I have a carbed 12kmi M750 with a DP analogue-faced tachometer. It seems to hang around 3-4k rpm most of the time and occasionally jumps up high or to zero when the revs are over 8k. The rest of the time, at idle and in mid range, it stays around the 3-4k range. I traced the cable back to a box on top of the airbox and the connections look fine, as does the insulation. IIRC Bosch gauges have default settings when a connection or sensor fails is this true here?
I did some searching and came up with no diagnostics, but lots of non-oem replacement advise.
Are there any diagnostics to do or should I just shell out for a new tach?
Thanks a ton in advance!
I had a similar problem w/ my tach. I ended up switching where the tach connected to. There was a similar connector on the opposite side of the battery and when I switched it over it worked just fine.
Thanks for the reply erkishhorde. Do you mean the little ignition module box/relay thing? I checked the connections there and they seemed clean. Also, the DP tach seems to be patched into an existing line that goes back down on the right side of the bike. I'm not sure what that is.
I think I found the culprit last night. There seems to be a short in the cable running into the back of the tach housing. I can wiggle it and get it to jump around. Now to open it up...
If the tach is dropping out and the bike is running fine, I bet you will find a broken wire some place. either that or the tach is failing itself.
FYI your bike stops making power around 7500 rpm, no need to rev it higher usually.
Quote from: ducvet on January 19, 2009, 05:38:36 PM
If the tach is dropping out and the bike is running fine, I bet you will find a broken wire some place. either that or the tach is failing itself.
FYI your bike stops making power around 7500 rpm, no need to rev it higher usually.
Thanks ducvet.

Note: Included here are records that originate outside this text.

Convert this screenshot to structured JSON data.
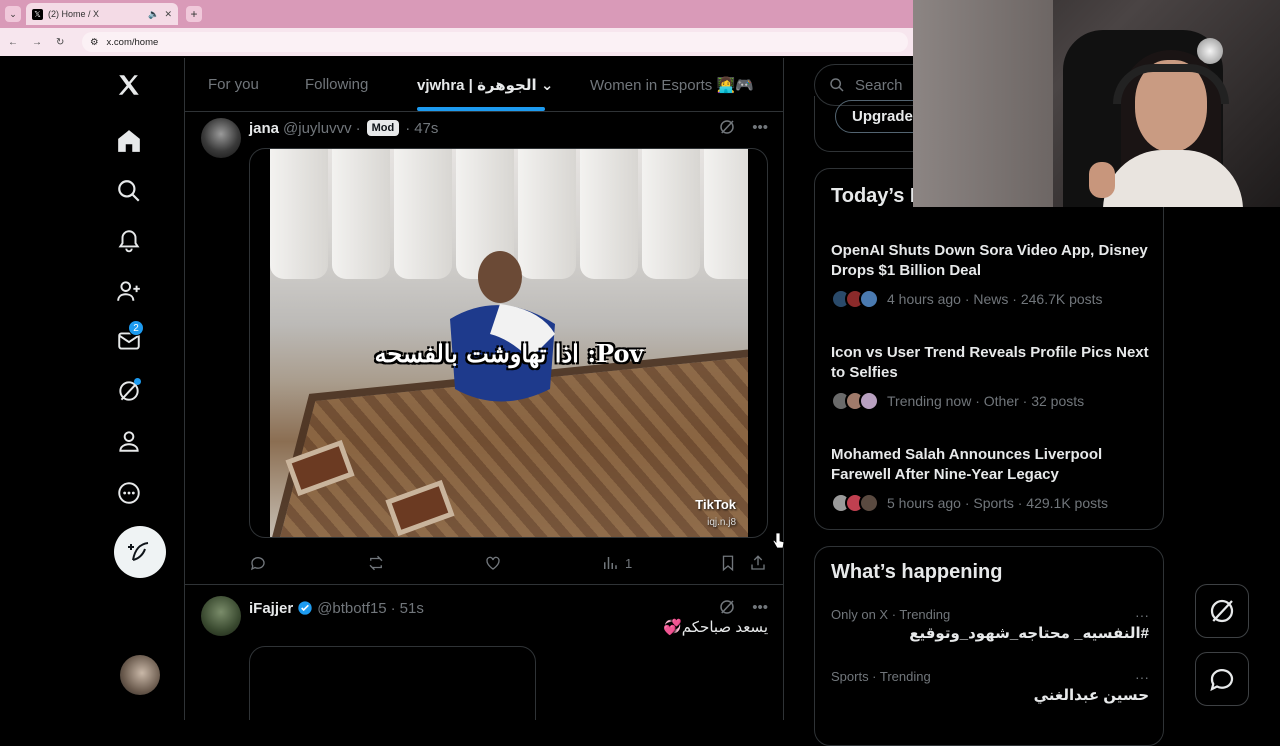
{
  "browser": {
    "tab_title": "(2) Home / X",
    "url": "x.com/home",
    "tab_menu_icon": "chevron-down-icon",
    "new_tab_icon": "plus-icon"
  },
  "timeline_tabs": [
    {
      "label": "For you"
    },
    {
      "label": "Following"
    },
    {
      "label": "vjwhra | الجوهرة"
    },
    {
      "label": "Women in Esports 👩‍💻🎮"
    }
  ],
  "nav": {
    "messages_badge": "2"
  },
  "posts": [
    {
      "name": "jana",
      "handle": "@juyluvvv",
      "sep": "·",
      "mod_label": "Mod",
      "time": "47s",
      "video_overlay": "اذا تهاوشت بالفسحه :Pov",
      "video_watermark": "TikTok",
      "video_watermark_sub": "iqj.n.j8",
      "views": "1"
    },
    {
      "name": "iFajjer",
      "handle": "@btbotf15",
      "sep": "·",
      "time": "51s",
      "text": "يسعد صباحكم💞"
    }
  ],
  "sidebar": {
    "search_placeholder": "Search",
    "upgrade_label": "Upgrade",
    "news_title": "Today’s News",
    "news": [
      {
        "headline": "OpenAI Shuts Down Sora Video App, Disney Drops $1 Billion Deal",
        "meta": "4 hours ago · News · 246.7K posts"
      },
      {
        "headline": "Icon vs User Trend Reveals Profile Pics Next to Selfies",
        "meta": "Trending now · Other · 32 posts"
      },
      {
        "headline": "Mohamed Salah Announces Liverpool Farewell After Nine-Year Legacy",
        "meta": "5 hours ago · Sports · 429.1K posts"
      }
    ],
    "happening_title": "What’s happening",
    "trends": [
      {
        "meta": "Only on X · Trending",
        "title": "#النفسيه_ محتاجه_شهود_وتوقيع"
      },
      {
        "meta": "Sports · Trending",
        "title": "حسين عبدالغني"
      }
    ],
    "more_glyph": "···"
  },
  "colors": {
    "accent": "#1d9bf0",
    "border": "#2f3336",
    "muted": "#71767b",
    "text": "#e7e9ea"
  }
}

I actually don't rev that high often - I was more interested in seeing what the tach would do that high. It jumped up to 10 krpm and then back to zero. I'm guessing it's this shorted wire in the instrument housing. Wiggling it makes it go in and out of operation.
I do have an intermittent high idle that comes and goes at stoplights, though. I assumed it was due to dirty carbs since the bike did sit for a little while before I bought it. Could this be tied to the same problem? I assume that the engine speed is measured off of a line that goes to time the ignition, is this correct?
Step 1 will be fixing the wire I know is shorting or disconnecting in the tach housing.
Quote from: ducvet on January 19, 2009, 05:38:36 PM
If the tach is dropping out and the bike is running fine, I bet you will find a broken wire some place. either that or the tach is failing itself.
FYI your bike stops making power around 7500 rpm, no need to rev it higher usually.
I know its a bit off topic, but the power peaks. Its not like it goes from 60 to 0 hp after 7500. When you shift you go to a higher gear ratio, thus requiring more power to accelerate.
Unless I understand it totally wrong, shifting at peak power isn't necessarily the most efficient, rather a point past peak power where the gear ratio of your current gear and the loss in power equal the power and gear ratio in which the next gear becomes more efficient, for acceleration purposes.
Quote from: cbduke on January 21, 2009, 07:40:41 AM
Thanks ducvet. I actually don't rev that high often - I was more interested in seeing what the tach would do that high. It jumped up to 10 krpm and then back to zero. I'm guessing it's this shorted wire in the instrument housing. Wiggling it makes it go in and out of operation.
I do have an intermittent high idle that comes and goes at stoplights, though. I assumed it was due to dirty carbs since the bike did sit for a little while before I bought it. Could this be tied to the same problem? I assume that the engine speed is measured off of a line that goes to time the ignition, is this correct?
Step 1 will be fixing the wire I know is shorting or disconnecting in the tach housing.
Your intermittent high idle problem is probably due a slightly high idle or throttle synch.
"our intermittent high idle problem is probably due a slightly high idle"
+1
As long as you do not over rev to an extreme you will do no harm to over-rev, it will wear more on the components as they are not designed to run at a high rpm with quickly decreasing power to keep the motor from being over stressed. To make quick time convetionl wisdom is to shift between peak torque and peak horse power. You want the new gear ratio to land in the part of the powerband that is climbing or at least stable not decreasing as you would need to shift again and only get a small gain.
Some bikes (900 with long intake manifords ) do drop power quite quickly so past peak you really start to loose power. 750's not so fast but still not worth the effort usually.
I will be the first to admit that i over-rev in certain circumstances, some times when setting up for a corner rather than grabbing an upshift only to have to down shift a second later. Sometimes there are other things using up our attention, or we just get lazy.